Industry has been clamouring for holding off another rate hike, saying that further monetary tightening would affect capacity building and output.
Industry has been clamouring for holding off another rate hike, saying that further monetary tightening would affect capacity building and output.
In a letter to the RBI Governor, chairman of the corporate finance committee of FICCI, Udayan Bose, said: "This is largely a problem arising out of demand supply mismatch; any move to control such inflation through monetary moves has been futile. On the contrary, aggressive monetary tightening is having an adverse bearing on economic and industrial growth of the country," he added.
The RBI had hiked the repo rate by 50 basis points on May 3 to 7.25 percent and said that henceforth, the reverse-repo rate would always be pegged at 100 basis points below it.
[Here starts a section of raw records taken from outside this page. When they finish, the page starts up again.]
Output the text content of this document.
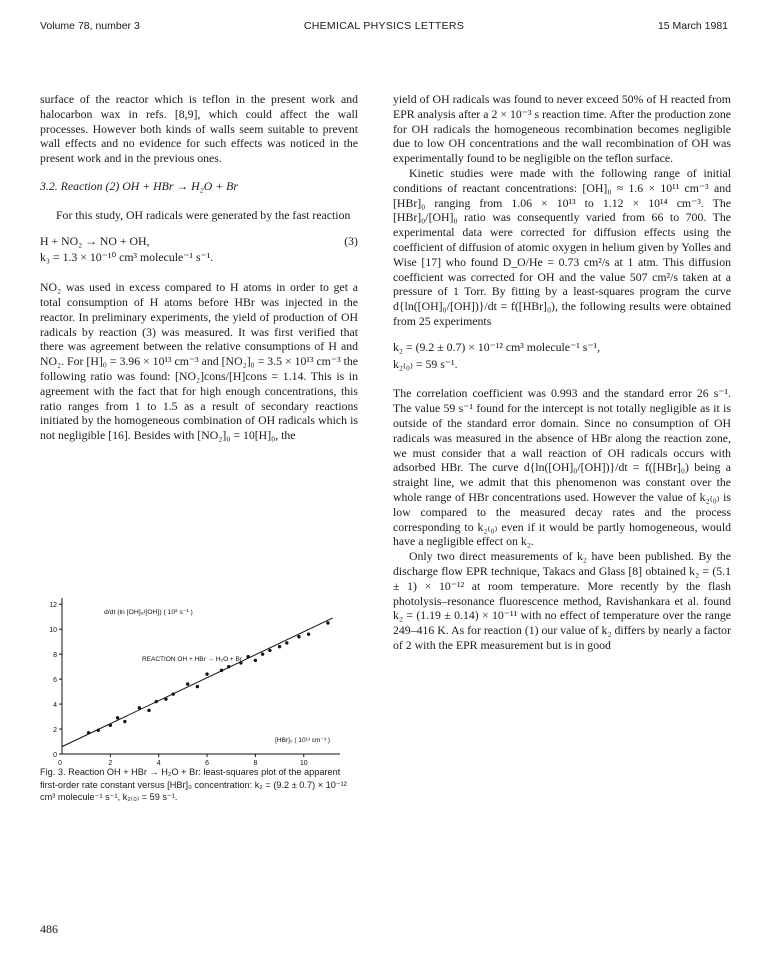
Volume 78, number 3	CHEMICAL PHYSICS LETTERS	15 March 1981

surface of the reactor which is teflon in the present work and halocarbon wax in refs. [8,9], which could affect the wall processes. However both kinds of walls seem suitable to prevent wall effects and no evidence for such effects was noticed in the present work and in the previous ones.

3.2. Reaction (2) OH + HBr → H₂O + Br

For this study, OH radicals were generated by the fast reaction

H + NO₂ → NO + OH,	(3)
k₃ = 1.3 × 10⁻¹⁰ cm³ molecule⁻¹ s⁻¹.

NO₂ was used in excess compared to H atoms in order to get a total consumption of H atoms before HBr was injected in the reactor. In preliminary experiments, the yield of production of OH radicals by reaction (3) was measured. It was first verified that there was agreement between the relative consumptions of H and NO₂. For [H]₀ = 3.96 × 10¹³ cm⁻³ and [NO₂]₀ = 3.5 × 10¹³ cm⁻³ the following ratio was found: [NO₂]cons/[H]cons = 1.14. This is in agreement with the fact that for high enough concentrations, this ratio ranges from 1 to 1.5 as a result of secondary reactions initiated by the homogeneous combination of OH radicals which is not negligible [16]. Besides with [NO₂]₀ = 10[H]₀, the

yield of OH radicals was found to never exceed 50% of H reacted from EPR analysis after a 2 × 10⁻³ s reaction time. After the production zone for OH radicals the homogeneous recombination becomes negligible due to low OH concentrations and the wall recombination of OH was experimentally found to be negligible on the teflon surface.

Kinetic studies were made with the following range of initial conditions of reactant concentrations: [OH]₀ ≈ 1.6 × 10¹¹ cm⁻³ and [HBr]₀ ranging from 1.06 × 10¹³ to 1.12 × 10¹⁴ cm⁻³. The [HBr]₀/[OH]₀ ratio was consequently varied from 66 to 700. The experimental data were corrected for diffusion effects using the coefficient of diffusion of atomic oxygen in helium given by Yolles and Wise [17] who found D_O/He = 0.73 cm²/s at 1 atm. This diffusion coefficient was corrected for OH and the value 507 cm²/s taken at a pressure of 1 Torr. By fitting by a least-squares program the curve d{ln([OH]₀/[OH])}/dt = f([HBr]₀), the following results were obtained from 25 experiments

k₂ = (9.2 ± 0.7) × 10⁻¹² cm³ molecule⁻¹ s⁻¹,
k₂₍₀₎ = 59 s⁻¹.

The correlation coefficient was 0.993 and the standard error 26 s⁻¹. The value 59 s⁻¹ found for the intercept is not totally negligible as it is outside of the standard error domain. Since no consumption of OH radicals was measured in the absence of HBr along the reaction zone, we must consider that a wall reaction of OH radicals occurs with adsorbed HBr. The curve d{ln([OH]₀/[OH])}/dt = f([HBr]₀) being a straight line, we admit that this phenomenon was constant over the whole range of HBr concentrations used. However the value of k₂₍₀₎ is low compared to the measured decay rates and the process corresponding to k₂₍₀₎ even if it would be partly homogeneous, would have a negligible effect on k₂.

Only two direct measurements of k₂ have been published. By the discharge flow EPR technique, Takacs and Glass [8] obtained k₂ = (5.1 ± 1) × 10⁻¹² at room temperature. More recently by the flash photolysis–resonance fluorescence method, Ravishankara et al. found k₂ = (1.19 ± 0.14) × 10⁻¹¹ with no effect of temperature over the range 249–416 K. As for reaction (1) our value of k₂ differs by nearly a factor of 2 with the EPR measurement but is in good

0
2
4
6
8
10
12
2	4	6	8	10
0
d/dt (ln [OH]₀/[OH]) ( 10² s⁻¹ )
REACTION OH + HBr → H₂O + Br
[HBr]₀ ( 10¹³ cm⁻³ )
Fig. 3. Reaction OH + HBr → H₂O + Br: least-squares plot of the apparent first-order rate constant versus [HBr]₀ concentration: k₂ = (9.2 ± 0.7) × 10⁻¹² cm³ molecule⁻¹ s⁻¹, k₂₍₀₎ = 59 s⁻¹.
486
This was the ninth time in 15 months that the policy rates were raised.
Most analysts expect at least a 25 basis point hike in the repo this time around.
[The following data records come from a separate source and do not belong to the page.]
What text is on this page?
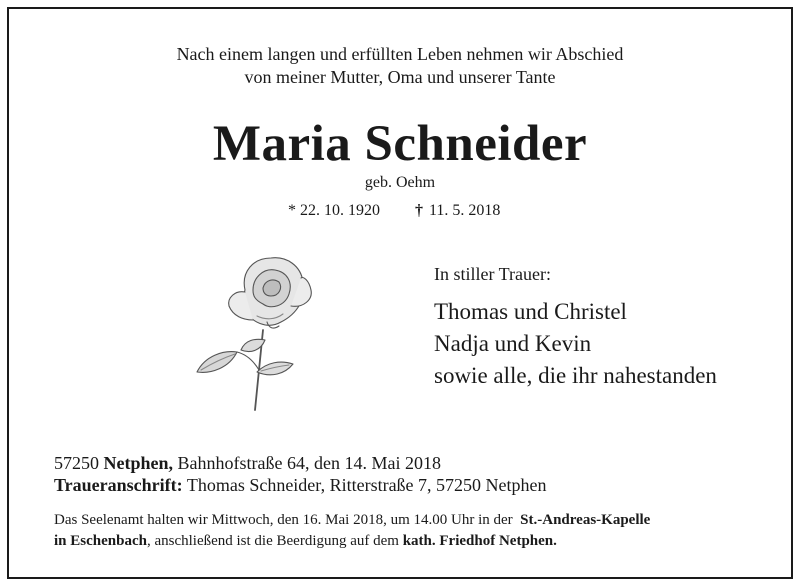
Nach einem langen und erfüllten Leben nehmen wir Abschied
von meiner Mutter, Oma und unserer Tante
Maria Schneider
geb. Oehm
* 22. 10. 1920 † 11. 5. 2018
In stiller Trauer:
Thomas und Christel
Nadja und Kevin
sowie alle, die ihr nahestanden
57250 Netphen, Bahnhofstraße 64, den 14. Mai 2018
Traueranschrift: Thomas Schneider, Ritterstraße 7, 57250 Netphen
Das Seelenamt halten wir Mittwoch, den 16. Mai 2018, um 14.00 Uhr in der St.-Andreas-Kapelle
in Eschenbach, anschließend ist die Beerdigung auf dem kath. Friedhof Netphen.
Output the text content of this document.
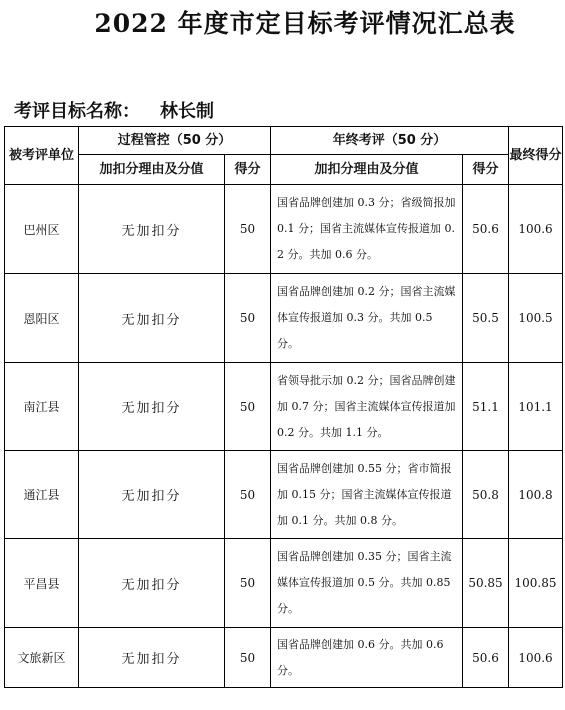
2022 年度市定目标考评情况汇总表
考评目标名称： 林长制
被考评单位	过程管控（50 分）		年终考评（50 分）		最终得分
	加扣分理由及分值	得分	加扣分理由及分值	得分	
巴州区	无加扣分	50	国省品牌创建加 0.3 分；省级简报加 0.1 分；国省主流媒体宣传报道加 0.2 分。共加 0.6 分。	50.6	100.6
恩阳区	无加扣分	50	国省品牌创建加 0.2 分；国省主流媒体宣传报道加 0.3 分。共加 0.5 分。	50.5	100.5
南江县	无加扣分	50	省领导批示加 0.2 分；国省品牌创建加 0.7 分；国省主流媒体宣传报道加 0.2 分。共加 1.1 分。	51.1	101.1
通江县	无加扣分	50	国省品牌创建加 0.55 分；省市简报加 0.15 分；国省主流媒体宣传报道加 0.1 分。共加 0.8 分。	50.8	100.8
平昌县	无加扣分	50	国省品牌创建加 0.35 分；国省主流媒体宣传报道加 0.5 分。共加 0.85 分。	50.85	100.85
文旅新区	无加扣分	50	国省品牌创建加 0.6 分。共加 0.6 分。	50.6	100.6
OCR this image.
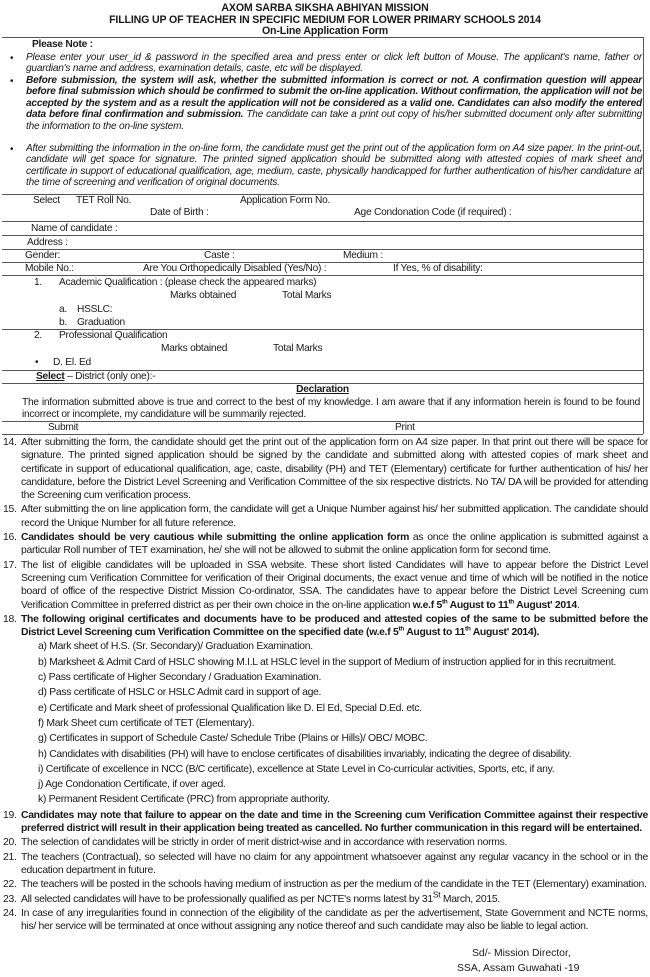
AXOM SARBA SIKSHA ABHIYAN MISSION
FILLING UP OF TEACHER IN SPECIFIC MEDIUM FOR LOWER PRIMARY SCHOOLS 2014
On-Line Application Form
Please Note :
• Please enter your user_id & password in the specified area and press enter or click left button of Mouse. The applicant's name, father or guardian's name and address, examination details, caste, etc will be displayed.
• Before submission, the system will ask, whether the submitted information is correct or not. A confirmation question will appear before final submission which should be confirmed to submit the on-line application. Without confirmation, the application will not be accepted by the system and as a result the application will not be considered as a valid one. Candidates can also modify the entered data before final confirmation and submission. The candidate can take a print out copy of his/her submitted document only after submitting the information to the on-line system.
• After submitting the information in the on-line form, the candidate must get the print out of the application form on A4 size paper. In the print-out, candidate will get space for signature. The printed signed application should be submitted along with attested copies of mark sheet and certificate in support of educational qualification, age, medium, caste, physically handicapped for further authentication of his/her candidature at the time of screening and verification of original documents.
Select TET Roll No.	Application Form No.
Date of Birth :	Age Condonation Code (if required) :
Name of candidate :
Address :
Gender:	Caste :	Medium :
Mobile No.:	Are You Orthopedically Disabled (Yes/No) :	If Yes, % of disability:
1. Academic Qualification : (please check the appeared marks)
Marks obtained	Total Marks
a. HSSLC:
b. Graduation
2. Professional Qualification
Marks obtained	Total Marks
• D. El. Ed
Select – District (only one):-
Declaration
The information submitted above is true and correct to the best of my knowledge. I am aware that if any information herein is found to be found incorrect or incomplete, my candidature will be summarily rejected.
Submit	Print
14. After submitting the form, the candidate should get the print out of the application form on A4 size paper. In that print out there will be space for signature. The printed signed application should be signed by the candidate and submitted along with attested copies of mark sheet and certificate in support of educational qualification, age, caste, disability (PH) and TET (Elementary) certificate for further authentication of his/ her candidature, before the District Level Screening and Verification Committee of the six respective districts. No TA/ DA will be provided for attending the Screening cum verification process.
15. After submitting the on line application form, the candidate will get a Unique Number against his/ her submitted application. The candidate should record the Unique Number for all future reference.
16. Candidates should be very cautious while submitting the online application form as once the online application is submitted against a particular Roll number of TET examination, he/ she will not be allowed to submit the online application form for second time.
17. The list of eligible candidates will be uploaded in SSA website. These short listed Candidates will have to appear before the District Level Screening cum Verification Committee for verification of their Original documents, the exact venue and time of which will be notified in the notice board of office of the respective District Mission Co-ordinator, SSA. The candidates have to appear before the District Level Screening cum Verification Committee in preferred district as per their own choice in the on-line application w.e.f 5th August to 11th August' 2014.
18. The following original certificates and documents have to be produced and attested copies of the same to be submitted before the District Level Screening cum Verification Committee on the specified date (w.e.f 5th August to 11th August' 2014).
a) Mark sheet of H.S. (Sr. Secondary)/ Graduation Examination.
b) Marksheet & Admit Card of HSLC showing M.I.L at HSLC level in the support of Medium of instruction applied for in this recruitment.
c) Pass certificate of Higher Secondary / Graduation Examination.
d) Pass certificate of HSLC or HSLC Admit card in support of age.
e) Certificate and Mark sheet of professional Qualification like D. El Ed, Special D.Ed. etc.
f) Mark Sheet cum certificate of TET (Elementary).
g) Certificates in support of Schedule Caste/ Schedule Tribe (Plains or Hills)/ OBC/ MOBC.
h) Candidates with disabilities (PH) will have to enclose certificates of disabilities invariably, indicating the degree of disability.
i) Certificate of excellence in NCC (B/C certificate), excellence at State Level in Co-curricular activities, Sports, etc, if any.
j) Age Condonation Certificate, if over aged.
k) Permanent Resident Certificate (PRC) from appropriate authority.
19. Candidates may note that failure to appear on the date and time in the Screening cum Verification Committee against their respective preferred district will result in their application being treated as cancelled. No further communication in this regard will be entertained.
20. The selection of candidates will be strictly in order of merit district-wise and in accordance with reservation norms.
21. The teachers (Contractual), so selected will have no claim for any appointment whatsoever against any regular vacancy in the school or in the education department in future.
22. The teachers will be posted in the schools having medium of instruction as per the medium of the candidate in the TET (Elementary) examination.
23. All selected candidates will have to be professionally qualified as per NCTE's norms latest by 31St March, 2015.
24. In case of any irregularities found in connection of the eligibility of the candidate as per the advertisement, State Government and NCTE norms, his/ her service will be terminated at once without assigning any notice thereof and such candidate may also be liable to legal action.
Sd/- Mission Director,
SSA, Assam Guwahati -19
The latest data released Tuesday by the commerce and industry ministry showed inflation, as measured by the wholesale price index, at 9.06 percent in May, much higher than 8.66 percent in the previous month.
The inflation figures for March were revised upwards to 9.68 percent from the previously estimated 9.04 percent.
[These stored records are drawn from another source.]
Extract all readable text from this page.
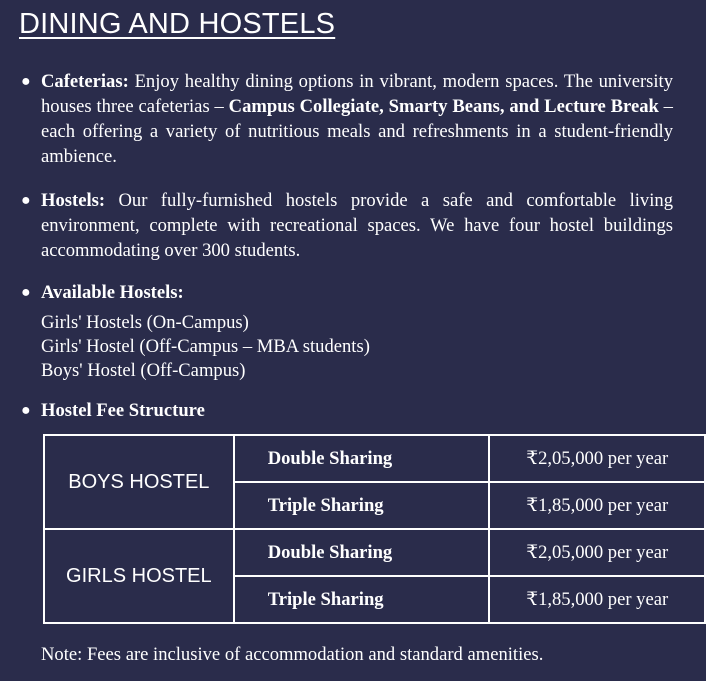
DINING AND HOSTELS
● Cafeterias: Enjoy healthy dining options in vibrant, modern spaces. The university houses three cafeterias – Campus Collegiate, Smarty Beans, and Lecture Break – each offering a variety of nutritious meals and refreshments in a student-friendly ambience.
● Hostels: Our fully-furnished hostels provide a safe and comfortable living environment, complete with recreational spaces. We have four hostel buildings accommodating over 300 students.
● Available Hostels:
Girls' Hostels (On-Campus)
Girls' Hostel (Off-Campus – MBA students)
Boys' Hostel (Off-Campus)
● Hostel Fee Structure
BOYS HOSTEL	Double Sharing	₹2,05,000 per year
	Triple Sharing	₹1,85,000 per year
GIRLS HOSTEL	Double Sharing	₹2,05,000 per year
	Triple Sharing	₹1,85,000 per year
Note: Fees are inclusive of accommodation and standard amenities.
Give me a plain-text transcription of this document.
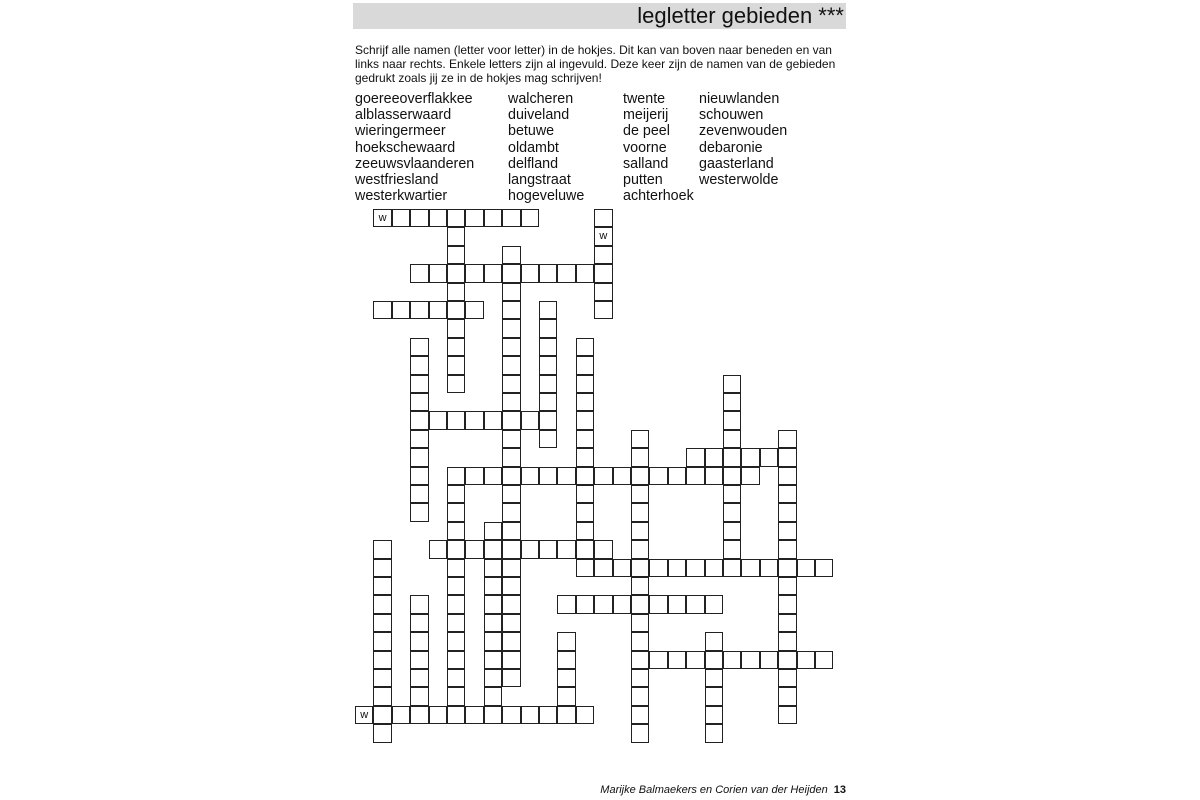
legletter gebieden ***
Schrijf alle namen (letter voor letter) in de hokjes. Dit kan van boven naar beneden en van links naar rechts. Enkele letters zijn al ingevuld. Deze keer zijn de namen van de gebieden gedrukt zoals jij ze in de hokjes mag schrijven!
goereeoverflakkee
alblasserwaard
wieringermeer
hoekschewaard
zeeuwsvlaanderen
westfriesland
westerkwartier
walcheren
duiveland
betuwe
oldambt
delfland
langstraat
hogeveluwe
twente
meijerij
de peel
voorne
salland
putten
achterhoek
nieuwlanden
schouwen
zevenwouden
debaronie
gaasterland
westerwolde
w
w
w
Marijke Balmaekers en Corien van der Heijden 13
Urging the RBI to not hike rates again, FICCI said: "Inflation is no longer confined to food articles alone and has become more generalised. However, the inflationary pressure emanating from manufactured products has less to do with demand side pressures and is largely the result of rising input costs. And for addressing this, we need creation of more capacities in all segments encompassing industrial raw materials."
"Unfortunately, a tight monetary policy also hits at this very objective - limiting capacity addition at a time we need it most."